Presque toutes les autres familles de l’occupation des sols sont représentées. Les bois (97) représentent un nombre important de parcelles, mais n’occupent que 34 Ha.
Bien sûr, les cultures restent les mieux représentées en nombre de parcelles (73) mais en deuxième position en termes de surfaces (57 ha), par rapport aux friches.
Les friches composées de terres vaines, essentiellement des terres en jachères ou non cultivées au moment de l’élaboration cadastrale, ainsi que des pâtures, qui elles, sont souvent des terres incultes, viennent en deuxième position en termes de nombre de parcelles, mais en première position, pour ce qui est des surfaces, et occupent un peu plus de 67 ha
Les vignes, avec 43 parcelles et une surface d’un peu plus de 7 ha, restent représentatives de l’importance que la valeur qu’accordent les habitants du Velin à cette culture avec une répartition importante des parcelles de vignes au sein des différents propriétaires.
Dans cette section, les « cultures » avec 119 parcelles et une surface de plus de 115 Hectares sont les mieux représentées.
En ce qui concerne l’urbanisation, seuls les toponymes « Verveau » et « Sous la Vigne » avec respectivement 47 parcelles et 12 parcelles possèdent le plus grand nombre de sols.
La vue du plan de la section posée sur la vue satellite permet de voir que les « bois » dans leurs ensembles restent localisés dans la même zone qu’actuellement.
Les « vignes » sont bien représentées avec une majorité de parcelles sur le toponyme « Triomphe »
Cette section située à l’ouest de la commune, occupe une petite partie de la base de la moraine où se trouvent quelques parcelles de sols en particulier sur le toponyme « Aux Terreaux » avec 8 parcelles, « En la Rue » et « Fromentière » avec 3 parcelles et « La Verchère » avec 2 parcelles.
Le reste du territoire faisant partie de la plaine est occupé par des parcelles de terres labourables et entrecoupées par quelques îlots boisés qui, pour la plupart, sont encore localisés au même endroit à notre époque, bien que leurs surfaces respectives aient régressé.

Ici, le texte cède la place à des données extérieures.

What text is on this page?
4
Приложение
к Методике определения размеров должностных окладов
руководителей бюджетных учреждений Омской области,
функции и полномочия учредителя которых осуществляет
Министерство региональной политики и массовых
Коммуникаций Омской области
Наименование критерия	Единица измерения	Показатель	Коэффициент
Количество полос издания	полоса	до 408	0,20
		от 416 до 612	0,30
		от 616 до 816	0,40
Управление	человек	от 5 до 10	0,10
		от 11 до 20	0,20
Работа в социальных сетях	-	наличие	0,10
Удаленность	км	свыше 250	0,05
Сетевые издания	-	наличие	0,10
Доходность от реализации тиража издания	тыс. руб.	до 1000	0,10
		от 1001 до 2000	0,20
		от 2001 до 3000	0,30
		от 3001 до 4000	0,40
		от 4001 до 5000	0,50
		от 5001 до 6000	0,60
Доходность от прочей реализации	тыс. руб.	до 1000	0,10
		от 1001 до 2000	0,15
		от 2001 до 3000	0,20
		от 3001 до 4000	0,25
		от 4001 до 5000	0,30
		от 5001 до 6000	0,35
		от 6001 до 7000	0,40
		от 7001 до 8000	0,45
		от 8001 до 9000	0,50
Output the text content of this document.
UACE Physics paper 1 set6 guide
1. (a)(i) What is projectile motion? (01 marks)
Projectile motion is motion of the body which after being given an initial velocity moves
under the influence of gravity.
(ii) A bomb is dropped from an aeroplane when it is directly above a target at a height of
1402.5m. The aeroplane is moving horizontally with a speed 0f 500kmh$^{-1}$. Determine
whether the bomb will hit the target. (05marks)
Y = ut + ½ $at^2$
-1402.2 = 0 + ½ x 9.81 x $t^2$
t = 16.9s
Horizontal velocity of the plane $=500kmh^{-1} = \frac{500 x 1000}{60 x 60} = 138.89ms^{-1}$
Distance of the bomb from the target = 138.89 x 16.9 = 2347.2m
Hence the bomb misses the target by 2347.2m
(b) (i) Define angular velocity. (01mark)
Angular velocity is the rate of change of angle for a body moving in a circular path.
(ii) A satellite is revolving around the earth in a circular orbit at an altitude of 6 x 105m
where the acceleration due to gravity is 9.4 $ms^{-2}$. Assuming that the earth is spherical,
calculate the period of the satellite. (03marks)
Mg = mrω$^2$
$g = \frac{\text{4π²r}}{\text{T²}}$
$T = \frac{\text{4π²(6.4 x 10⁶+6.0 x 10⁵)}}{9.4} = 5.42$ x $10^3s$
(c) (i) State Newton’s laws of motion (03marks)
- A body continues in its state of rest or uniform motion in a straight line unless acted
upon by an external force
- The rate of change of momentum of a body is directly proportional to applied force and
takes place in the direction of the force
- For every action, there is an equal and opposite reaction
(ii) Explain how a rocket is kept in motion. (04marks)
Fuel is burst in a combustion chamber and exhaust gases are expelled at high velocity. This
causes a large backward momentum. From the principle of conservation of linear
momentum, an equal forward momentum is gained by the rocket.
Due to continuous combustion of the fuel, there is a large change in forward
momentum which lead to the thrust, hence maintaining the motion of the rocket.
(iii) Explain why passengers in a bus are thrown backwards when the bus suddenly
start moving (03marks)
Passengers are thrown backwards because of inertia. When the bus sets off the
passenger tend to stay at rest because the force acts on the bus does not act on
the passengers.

Les vignes sont inégalement réparties sur 4 toponymes, mais apparaissent regroupées sur la carte sur deux zones principales.

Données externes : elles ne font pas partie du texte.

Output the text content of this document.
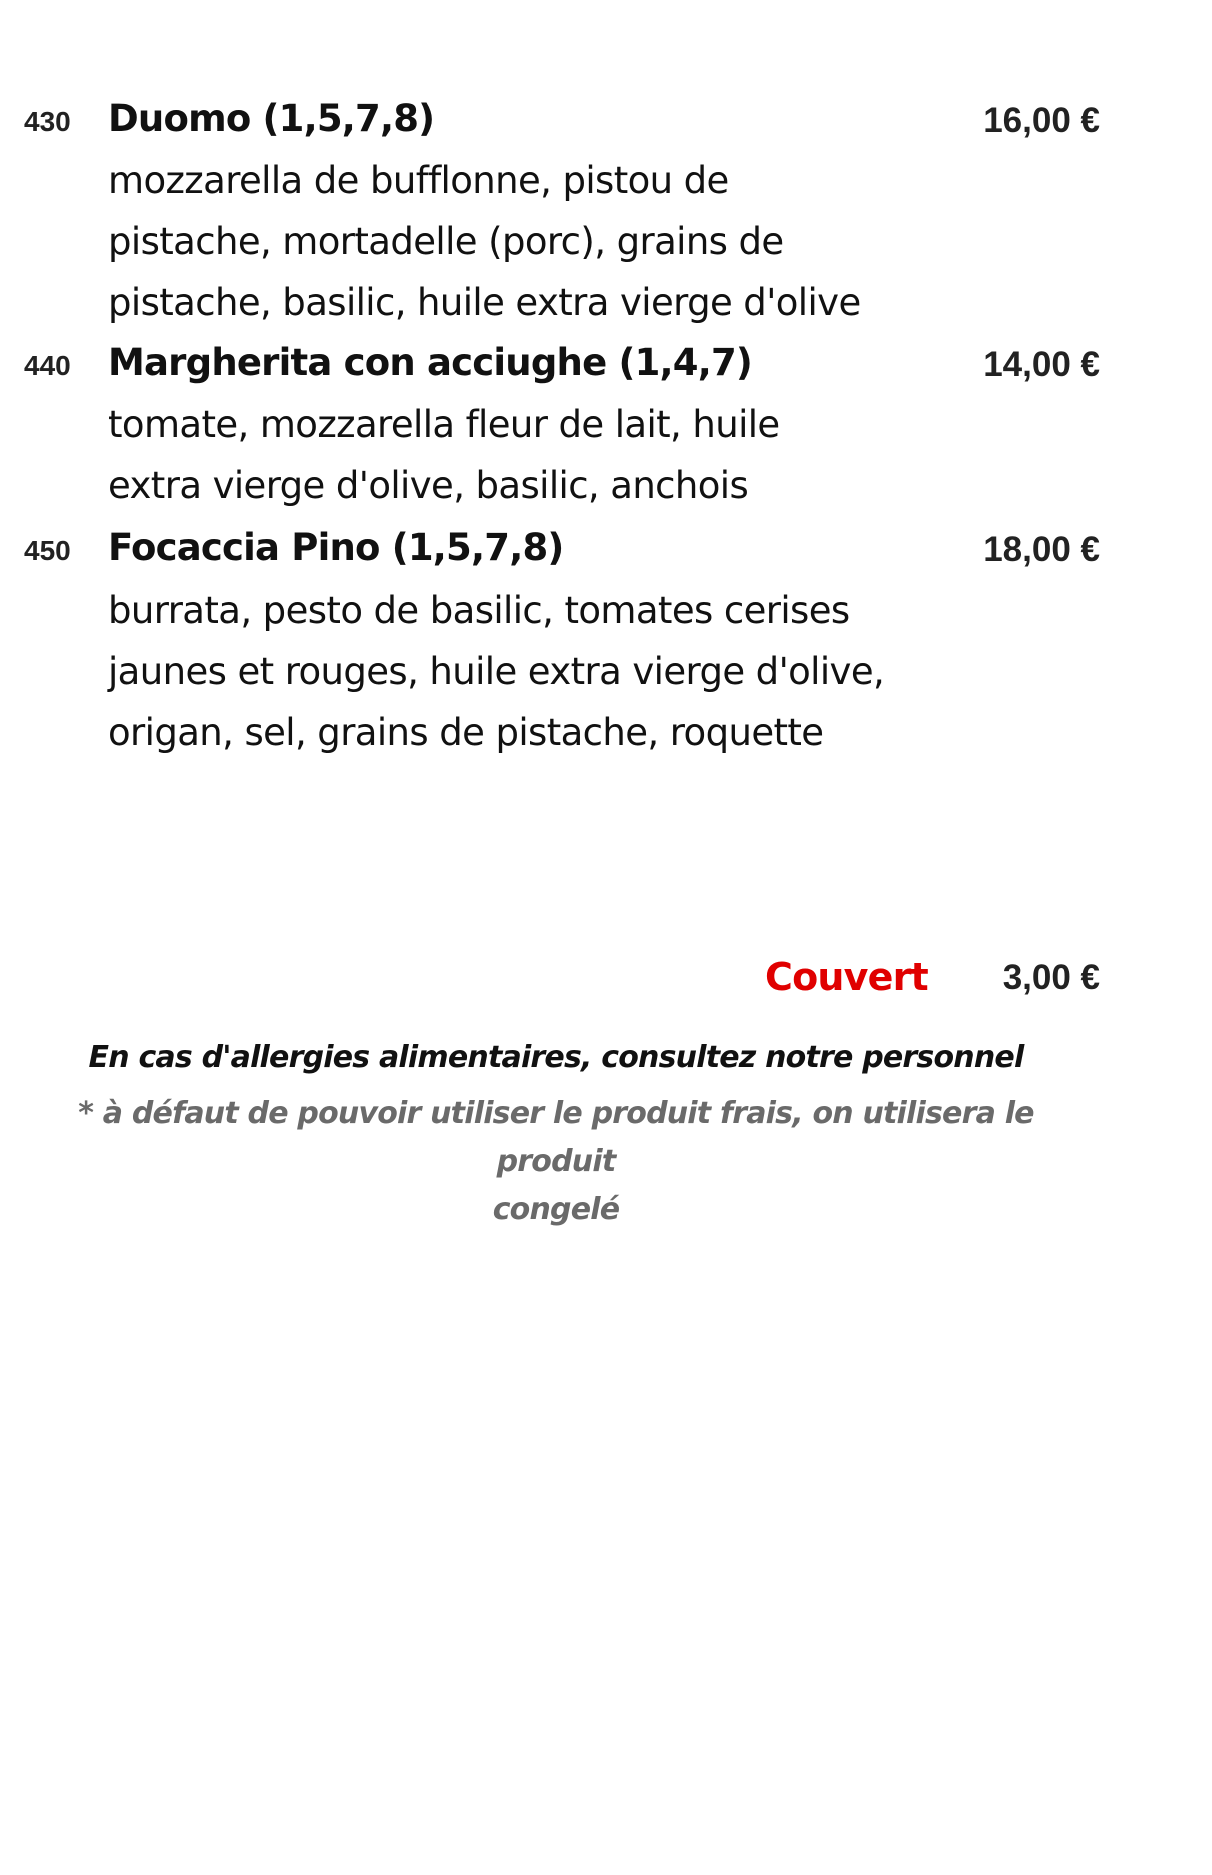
430 Duomo (1,5,7,8)	16,00 €
mozzarella de bufflonne, pistou de
pistache, mortadelle (porc), grains de
pistache, basilic, huile extra vierge d'olive
440 Margherita con acciughe (1,4,7)	14,00 €
tomate, mozzarella fleur de lait, huile
extra vierge d'olive, basilic, anchois
450 Focaccia Pino (1,5,7,8)	18,00 €
burrata, pesto de basilic, tomates cerises
jaunes et rouges, huile extra vierge d'olive,
origan, sel, grains de pistache, roquette
Couvert 3,00 €
En cas d'allergies alimentaires, consultez notre personnel
* à défaut de pouvoir utiliser le produit frais, on utilisera le produit
congelé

L'étude du cadastre napoléonien de la commune de Grenay, située dans le département de l'Isère, nous permet de dresser un portrait détaillé de l'occupation des sols de cette région en 1810.
Répartition générale des usages
La commune de Grenay s'étendait alors sur 736,34 hectares, répartis en quatre sections distinctes :
Section A (Au Chêne et En Luzais) : Dominée à 89% par les cultures, avec peu d'autres usages.

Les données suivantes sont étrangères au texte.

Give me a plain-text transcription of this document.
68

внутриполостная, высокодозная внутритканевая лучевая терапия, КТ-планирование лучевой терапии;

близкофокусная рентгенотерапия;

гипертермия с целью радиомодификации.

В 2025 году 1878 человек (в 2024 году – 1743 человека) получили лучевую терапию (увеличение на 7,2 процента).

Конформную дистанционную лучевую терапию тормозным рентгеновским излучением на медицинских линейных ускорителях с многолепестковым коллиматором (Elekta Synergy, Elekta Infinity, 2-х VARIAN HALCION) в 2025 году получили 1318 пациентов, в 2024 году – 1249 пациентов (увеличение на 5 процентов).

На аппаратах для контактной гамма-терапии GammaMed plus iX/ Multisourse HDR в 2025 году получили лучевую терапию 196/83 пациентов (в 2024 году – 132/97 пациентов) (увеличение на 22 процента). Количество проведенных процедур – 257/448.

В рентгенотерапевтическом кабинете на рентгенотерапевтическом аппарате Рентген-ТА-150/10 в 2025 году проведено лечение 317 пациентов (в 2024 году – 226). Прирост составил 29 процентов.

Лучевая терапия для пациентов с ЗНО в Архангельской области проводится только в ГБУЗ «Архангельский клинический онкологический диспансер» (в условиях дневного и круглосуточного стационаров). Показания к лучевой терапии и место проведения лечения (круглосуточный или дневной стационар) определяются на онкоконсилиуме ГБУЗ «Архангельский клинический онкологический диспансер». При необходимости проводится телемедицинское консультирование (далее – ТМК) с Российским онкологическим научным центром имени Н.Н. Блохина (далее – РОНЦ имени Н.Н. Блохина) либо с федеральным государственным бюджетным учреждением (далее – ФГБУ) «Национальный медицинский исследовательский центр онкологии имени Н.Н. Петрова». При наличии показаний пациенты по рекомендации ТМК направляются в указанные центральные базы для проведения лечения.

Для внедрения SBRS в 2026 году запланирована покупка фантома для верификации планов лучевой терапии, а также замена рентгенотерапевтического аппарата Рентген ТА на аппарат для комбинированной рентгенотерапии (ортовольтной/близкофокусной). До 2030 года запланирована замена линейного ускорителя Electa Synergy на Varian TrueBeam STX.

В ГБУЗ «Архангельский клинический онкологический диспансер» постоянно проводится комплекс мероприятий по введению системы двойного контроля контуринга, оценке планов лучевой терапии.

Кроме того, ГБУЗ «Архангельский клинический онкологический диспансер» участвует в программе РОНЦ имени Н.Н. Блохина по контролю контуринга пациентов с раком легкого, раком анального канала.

Section B (sans nom) : Présence notable de zones urbanisées (sols) autour du village, mais aussi de boisements, friches et vignes.
Section C (sans nom) : Cultures majoritaires (115 ha), avec quelques zones urbanisées ponctuelles.
Section D (sans nom) : Plaine agricole avec quelques îlots boisés, et quelques parcelles de sols autour des hameaux.
Focus sur les zones urbanisées
Les zones les plus urbanisées semblent correspondre aux toponymes suivants :
Grenay : Noyau villageois avec une urbanisation plus concentrée.
Au Villier : Secteur avec une urbanisation plus lâche, couvrant une plus grande superficie.
Verveau et Sous la Vigne : Autres zones présentant une proportion importante de sols.
Ces zones urbanisées côtoient des espaces agricoles (cultures, vignes) et naturels (boisements, friches).
L'analyse du cadastre napoléonien de Grenay en 1810 révèle un paysage diversifié, mêlant espaces cultivés, boisés, friches et zones urbanisées autour du village et de quelques hameaux.